Problem Statement

A mining company is going to continue operating in a certain area for the next five years.[8] There are four mines in this area but it can operate at most three in any one year. Although a mine may not operate in a certain year it is still necessary to keep it ‘open’, in the sense that royalties are payable, should it be operated in a future year. Clearly if a mine is not going to be worked again it can be closed down permanently and no more royalties need be paid. The yearly royalties payable on each mine kept ‘open’ are

Mine 1

£5 million

Mine 2

£4 million

Mine 3

£4 million

Mine 4

£5 million

There is an upper limit to the amount of ore which can be extracted from each mine in a year. These upper limits are:

Mine 1

$2 \times 10^6$ tons

Mine 2

$2.5 \times 10^6$ tons

Mine 3

$1.3 \times 10^6$ tons

Mine 4

$3 \times 10^6$ tons

The ore from the different mines is of varying quality. This quality is measured on a scale so that blending ores together results in a linear combination of the quality measurements, e.g. if equal quantities of two ores were combined the resultant ore would have a quality measurement half way between that of the ingredient ores.

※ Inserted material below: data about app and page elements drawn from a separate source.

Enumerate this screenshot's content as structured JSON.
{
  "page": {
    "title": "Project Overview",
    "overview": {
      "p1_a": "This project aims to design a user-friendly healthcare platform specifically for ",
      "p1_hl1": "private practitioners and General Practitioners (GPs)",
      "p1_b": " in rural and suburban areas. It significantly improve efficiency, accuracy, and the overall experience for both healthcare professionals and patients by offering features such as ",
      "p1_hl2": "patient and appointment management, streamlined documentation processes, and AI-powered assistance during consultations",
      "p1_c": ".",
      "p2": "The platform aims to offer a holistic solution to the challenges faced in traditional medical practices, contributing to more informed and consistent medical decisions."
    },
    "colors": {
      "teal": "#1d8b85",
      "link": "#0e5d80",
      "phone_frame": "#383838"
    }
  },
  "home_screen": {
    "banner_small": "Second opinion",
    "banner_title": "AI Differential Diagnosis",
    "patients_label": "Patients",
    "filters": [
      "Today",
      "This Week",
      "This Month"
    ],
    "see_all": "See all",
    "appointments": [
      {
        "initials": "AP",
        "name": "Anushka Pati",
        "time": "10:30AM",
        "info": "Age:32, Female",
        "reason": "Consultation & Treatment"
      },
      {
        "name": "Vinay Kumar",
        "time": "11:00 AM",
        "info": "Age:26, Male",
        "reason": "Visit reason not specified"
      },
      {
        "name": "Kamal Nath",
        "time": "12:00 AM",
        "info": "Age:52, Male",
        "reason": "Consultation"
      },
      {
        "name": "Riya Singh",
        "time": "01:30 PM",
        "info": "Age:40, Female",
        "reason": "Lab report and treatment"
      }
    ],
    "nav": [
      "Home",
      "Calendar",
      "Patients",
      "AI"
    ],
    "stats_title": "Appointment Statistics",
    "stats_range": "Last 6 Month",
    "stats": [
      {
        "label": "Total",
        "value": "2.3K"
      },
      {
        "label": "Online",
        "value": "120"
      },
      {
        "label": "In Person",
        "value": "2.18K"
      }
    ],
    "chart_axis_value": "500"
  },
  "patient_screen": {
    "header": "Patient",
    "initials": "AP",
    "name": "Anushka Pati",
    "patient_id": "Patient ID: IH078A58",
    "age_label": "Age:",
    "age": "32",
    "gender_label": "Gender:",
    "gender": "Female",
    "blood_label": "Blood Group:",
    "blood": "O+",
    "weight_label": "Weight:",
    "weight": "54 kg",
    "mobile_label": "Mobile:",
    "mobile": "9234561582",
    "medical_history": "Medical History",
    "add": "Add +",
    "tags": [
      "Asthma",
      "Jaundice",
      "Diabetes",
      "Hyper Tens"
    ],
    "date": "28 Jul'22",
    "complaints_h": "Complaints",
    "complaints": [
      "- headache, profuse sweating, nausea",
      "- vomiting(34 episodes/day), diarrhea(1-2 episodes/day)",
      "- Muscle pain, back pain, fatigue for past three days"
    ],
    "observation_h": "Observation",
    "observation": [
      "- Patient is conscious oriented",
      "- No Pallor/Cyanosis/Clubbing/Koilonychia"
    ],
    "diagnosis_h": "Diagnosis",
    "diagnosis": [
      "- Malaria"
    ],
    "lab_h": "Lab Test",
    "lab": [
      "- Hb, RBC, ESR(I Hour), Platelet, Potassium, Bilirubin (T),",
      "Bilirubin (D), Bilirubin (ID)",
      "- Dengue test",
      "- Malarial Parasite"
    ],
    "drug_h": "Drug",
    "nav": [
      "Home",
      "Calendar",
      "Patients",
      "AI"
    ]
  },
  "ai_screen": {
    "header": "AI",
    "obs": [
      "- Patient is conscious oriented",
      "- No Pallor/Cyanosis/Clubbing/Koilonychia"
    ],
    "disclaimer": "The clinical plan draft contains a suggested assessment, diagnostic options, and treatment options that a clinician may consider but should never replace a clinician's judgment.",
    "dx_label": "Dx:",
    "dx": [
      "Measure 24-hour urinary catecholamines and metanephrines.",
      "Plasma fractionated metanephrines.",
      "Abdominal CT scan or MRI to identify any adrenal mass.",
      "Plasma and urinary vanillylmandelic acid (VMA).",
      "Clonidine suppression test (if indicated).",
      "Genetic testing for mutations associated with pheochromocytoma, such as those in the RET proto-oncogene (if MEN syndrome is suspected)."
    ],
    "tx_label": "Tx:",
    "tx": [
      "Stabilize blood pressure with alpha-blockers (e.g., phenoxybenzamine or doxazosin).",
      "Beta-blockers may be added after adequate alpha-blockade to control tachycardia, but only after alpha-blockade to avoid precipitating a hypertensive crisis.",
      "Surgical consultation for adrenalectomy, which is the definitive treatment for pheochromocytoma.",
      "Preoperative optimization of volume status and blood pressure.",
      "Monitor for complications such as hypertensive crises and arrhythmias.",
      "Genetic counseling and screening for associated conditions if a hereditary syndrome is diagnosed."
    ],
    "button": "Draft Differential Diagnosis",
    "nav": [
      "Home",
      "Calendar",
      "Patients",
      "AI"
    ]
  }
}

Measured in these units the qualities of the ores from the mines are given below:

Mine 1

1.0

Mine 2

0.7

Mine 3

1.5

Mine 4

0.5

In each year it is necessary to combine the total outputs from each mine to produce a blended ore of exactly some stipulated quality. For each year these qualities are

Year 1

0.9

Year 2

0.8

Year 3

1.2

Year 4

0.6

Year 5

1.0

The final blended ore sells for £10 per ton each year. Revenue and expenditure for future years must be discounted at a rate of 10% per annum.

Which mines should be operated each year and how much should they produce?



[8] Reproduced with permission of John Wiley & Sons Ltd. (Williams 1999, pp. 238–239).